It’s No Strings Attached versus Friends With Benefits in a rom-com showdown
The year after Natalie Portman and Mila Kunis played ballerina rivals in Darren Aronofsky’s 2010 psychological thriller Black Swan, they offered a pas de deux of a different kind: dueling romantic comedies about men and women who decide to have casual sex with no emotional commitment. Like Armageddon and Deep Impact or Volcano and Dante’s Peak, No Strings Attached and Friends With Benefits are examples of the weird phenomenon where two films with nearly identical premises are released the same year—although neither of those disaster movie pairings feature Justin Timblerlake in the film that doesn’t share the title of his boy band’s most successful album. And if adding the Black Swan and ’N Sync connections on top isn’t strange enough, there’s also the fact that the respective rom-coms feature former That ’70s Show co-stars and future real-life married couple Mila Kunis and Ashton Kutcher. I wonder if they still argue about whose movie was better.
Which actually isn’t much of a debate. Without question, Friends With Benefits is the superior of these two films. It’s funnier, more cohesive, more visually interesting, and features stronger chemistry between stars Kunis and Justin Timberlake. On the other hand, its baseline level of competence also makes it less interesting to analyze. If Friends With Benefits was clearly made by promising creators with a solid understanding of the romantic comedy genre, No Strings Attached feels like it was made by space aliens who learned about humanity by watching Garden State, catching half a Nancy Meyers movie, and stumbling across a photo of Ashton Kutcher.
Though it was released first, No Strings Attached actually had to give up the Friends With Benefits title to the latter film. Written under the working title Fuckbuddies, No Strings Attached resulted from the rather odd creative pairing of up-and-coming screenwriter Elizabeth Meriwether, who created her TV show New Girl on the back of its success, and iconic Ghostbusters helmer Ivan Reitman, muddling through his strange late-period career. (His previous directorial effort was 2006’s My Super Ex-Girlfriend.) Meriwether’s script is sparky, raunchy, and goofy. Reitman’s direction is flat, sluggish, and broadly sitcom-ish.
Portman stars as Emma, a driven doctor whose grueling work schedule leaves her little time to date. So when she runs into old summer camp friend/newly single aspiring screenwriter Adam (Kutcher), she enlists him to be her commitment-free sex buddy. Though the film milks some solid comedy from their height difference, Portman and Kutcher never quite develop believable chemistry together. In fact, Portman is just generally an odd fit for a raunchy screwball heroine who at one point drunkenly yells, “You look like a pumpkin, bitch!” at a spray-tanned woman.
In contrast, Friends With Benefits is the result of creators and actors working at the peak of their particular skillsets.
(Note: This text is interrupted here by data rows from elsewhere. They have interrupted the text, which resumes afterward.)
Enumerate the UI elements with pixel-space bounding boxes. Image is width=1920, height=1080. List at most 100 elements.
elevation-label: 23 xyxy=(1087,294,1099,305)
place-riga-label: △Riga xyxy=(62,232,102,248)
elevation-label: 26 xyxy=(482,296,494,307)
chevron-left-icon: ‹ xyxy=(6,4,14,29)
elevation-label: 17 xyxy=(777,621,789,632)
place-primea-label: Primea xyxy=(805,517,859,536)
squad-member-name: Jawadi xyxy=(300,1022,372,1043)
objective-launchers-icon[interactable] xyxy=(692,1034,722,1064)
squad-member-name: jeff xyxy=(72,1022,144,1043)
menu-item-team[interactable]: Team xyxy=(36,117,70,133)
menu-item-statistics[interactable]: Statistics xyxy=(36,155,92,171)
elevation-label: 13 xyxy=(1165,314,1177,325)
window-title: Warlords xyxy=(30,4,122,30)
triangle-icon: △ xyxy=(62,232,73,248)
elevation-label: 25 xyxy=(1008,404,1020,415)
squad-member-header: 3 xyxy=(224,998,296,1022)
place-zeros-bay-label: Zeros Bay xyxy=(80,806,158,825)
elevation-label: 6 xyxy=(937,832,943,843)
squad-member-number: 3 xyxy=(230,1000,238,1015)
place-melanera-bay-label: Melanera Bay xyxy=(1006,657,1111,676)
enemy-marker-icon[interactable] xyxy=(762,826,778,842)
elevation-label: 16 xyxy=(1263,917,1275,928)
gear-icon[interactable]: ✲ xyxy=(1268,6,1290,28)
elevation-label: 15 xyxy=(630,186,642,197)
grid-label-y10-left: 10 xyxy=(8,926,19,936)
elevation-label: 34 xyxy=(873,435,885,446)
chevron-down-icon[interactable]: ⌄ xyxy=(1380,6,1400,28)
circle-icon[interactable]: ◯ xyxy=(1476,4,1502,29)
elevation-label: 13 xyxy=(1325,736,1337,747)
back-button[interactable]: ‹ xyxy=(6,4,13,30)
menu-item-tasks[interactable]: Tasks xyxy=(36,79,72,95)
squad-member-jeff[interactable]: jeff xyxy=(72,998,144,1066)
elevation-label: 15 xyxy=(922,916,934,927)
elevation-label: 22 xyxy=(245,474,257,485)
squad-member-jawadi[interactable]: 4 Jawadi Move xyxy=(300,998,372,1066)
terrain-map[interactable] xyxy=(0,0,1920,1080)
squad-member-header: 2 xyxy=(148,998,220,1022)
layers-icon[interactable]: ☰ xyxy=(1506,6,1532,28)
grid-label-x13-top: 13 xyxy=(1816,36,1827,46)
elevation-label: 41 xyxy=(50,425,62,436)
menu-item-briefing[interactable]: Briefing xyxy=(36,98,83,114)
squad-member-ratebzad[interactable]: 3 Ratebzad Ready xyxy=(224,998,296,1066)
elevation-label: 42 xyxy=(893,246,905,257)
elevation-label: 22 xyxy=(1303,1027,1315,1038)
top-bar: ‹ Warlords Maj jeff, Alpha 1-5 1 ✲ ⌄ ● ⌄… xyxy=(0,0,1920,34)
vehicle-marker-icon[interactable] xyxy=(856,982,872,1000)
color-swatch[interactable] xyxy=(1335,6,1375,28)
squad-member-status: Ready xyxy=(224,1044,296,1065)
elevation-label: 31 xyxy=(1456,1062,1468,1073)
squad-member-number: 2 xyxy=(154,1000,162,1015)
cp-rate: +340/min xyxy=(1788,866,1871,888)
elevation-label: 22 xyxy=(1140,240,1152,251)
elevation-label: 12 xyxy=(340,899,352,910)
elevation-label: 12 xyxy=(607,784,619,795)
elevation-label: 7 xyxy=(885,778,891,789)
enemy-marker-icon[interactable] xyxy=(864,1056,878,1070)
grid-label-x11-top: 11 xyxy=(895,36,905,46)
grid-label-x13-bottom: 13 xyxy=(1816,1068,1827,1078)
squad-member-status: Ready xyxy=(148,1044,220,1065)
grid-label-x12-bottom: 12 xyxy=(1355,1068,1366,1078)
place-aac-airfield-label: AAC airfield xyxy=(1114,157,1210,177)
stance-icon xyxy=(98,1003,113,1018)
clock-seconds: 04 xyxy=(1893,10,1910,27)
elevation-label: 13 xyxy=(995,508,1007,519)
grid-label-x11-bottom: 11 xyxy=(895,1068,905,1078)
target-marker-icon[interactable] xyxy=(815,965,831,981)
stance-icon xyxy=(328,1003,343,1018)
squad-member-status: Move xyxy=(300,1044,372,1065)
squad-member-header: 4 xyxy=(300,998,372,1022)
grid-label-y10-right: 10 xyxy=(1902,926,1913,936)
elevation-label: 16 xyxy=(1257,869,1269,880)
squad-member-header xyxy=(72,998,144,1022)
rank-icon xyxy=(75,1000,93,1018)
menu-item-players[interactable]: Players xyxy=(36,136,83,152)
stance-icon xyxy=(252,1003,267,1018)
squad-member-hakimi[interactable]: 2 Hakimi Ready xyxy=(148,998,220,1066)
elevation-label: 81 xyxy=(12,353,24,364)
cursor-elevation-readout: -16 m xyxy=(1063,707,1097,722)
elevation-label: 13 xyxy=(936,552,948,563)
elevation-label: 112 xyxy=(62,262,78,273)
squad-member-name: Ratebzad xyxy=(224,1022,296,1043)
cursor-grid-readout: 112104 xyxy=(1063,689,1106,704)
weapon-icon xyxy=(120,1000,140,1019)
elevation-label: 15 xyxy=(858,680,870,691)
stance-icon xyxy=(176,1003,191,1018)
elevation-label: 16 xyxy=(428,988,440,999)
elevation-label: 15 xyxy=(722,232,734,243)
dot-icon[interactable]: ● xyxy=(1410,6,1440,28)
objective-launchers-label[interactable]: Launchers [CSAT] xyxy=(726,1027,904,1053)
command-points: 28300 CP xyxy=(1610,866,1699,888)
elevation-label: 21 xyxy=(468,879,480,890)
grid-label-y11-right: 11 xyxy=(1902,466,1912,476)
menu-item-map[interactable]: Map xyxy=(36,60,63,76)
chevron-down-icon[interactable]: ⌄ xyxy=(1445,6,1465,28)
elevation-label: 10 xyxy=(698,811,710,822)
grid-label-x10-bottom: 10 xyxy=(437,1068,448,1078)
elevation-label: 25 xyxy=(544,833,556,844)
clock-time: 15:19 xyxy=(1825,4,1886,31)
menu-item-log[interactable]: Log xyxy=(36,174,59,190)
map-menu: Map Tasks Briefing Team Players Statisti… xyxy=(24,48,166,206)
Coming off the success of Easy A, writer/director Will Gluck casts Kunis as the brassy New York headhunter who lures Timberlake’s L.A.-based graphic designer to a job at GQ. Kunis’ Jamie is an “emotionally damaged” cool girl with a secret romantic side. Timberlake’s Dylan is an “emotionally unavailable” charmer with a penchant for breaking into song. As in No Stings Attached, the duo decides to strike up a platonic sexual arrangement. But Friends With Benefits has even more fun with that premise in an extended sequence depicting the business-like formality Jamie and Dylan adopt in bed. Freed from the pressure to woo one another, they can just be honest about what they like and don’t like, which results in a dynamic that’s both funny and refreshing.
Both films blatantly attempt to update the When Harry Met Sally formula with some R-rated Apatovian edginess. Whereas Harry and Sally explored emotional intimacy without sex, No Strings Attached and Friends With Benefits explore sex without emotional intimacy, before ultimately ending up at the same fairy tale happy ending as that Nora Ephron classic. Dressing up standard rom-com storytelling with anti-rom-com window dressing paid off. Both projects grossed close to $150 million worldwide, with No Strings Attached taking a bigger chunk of that domestically. Friends With Benefits earned better reviews, however, and it’s had more cultural staying power since its release.
In addition to its better central pairing and more proudly raunchy nature, Friends With Benefits also uses its solid supporting cast better. Patricia Clarkson, Richard Jenkins, and Jenna Elfman play loving family members. Emma Stone and Andy Samberg cameo as uncaring exes. Jason Segel and Rashida Jones star in the fake rom-com that Jamie loves. Woody Harrelson originates the “What if a gay man were, like, a bro?” archetype character that has now somehow become Pete Davidson’s stock-in-trade. And Shaun White plays a heightened version of himself locked in a one-sided rivalry with Dylan. If the White and Harrelson gags drag a bit (watching Harrelson repeatedly say the word “cock” isn’t quite as funny as this film thinks it is), the supporting cast still helps build a cohesive world around the main characters. Gluck even finds surprising poignancy in a subplot about Dylan dealing with his dad’s Alzheimer’s.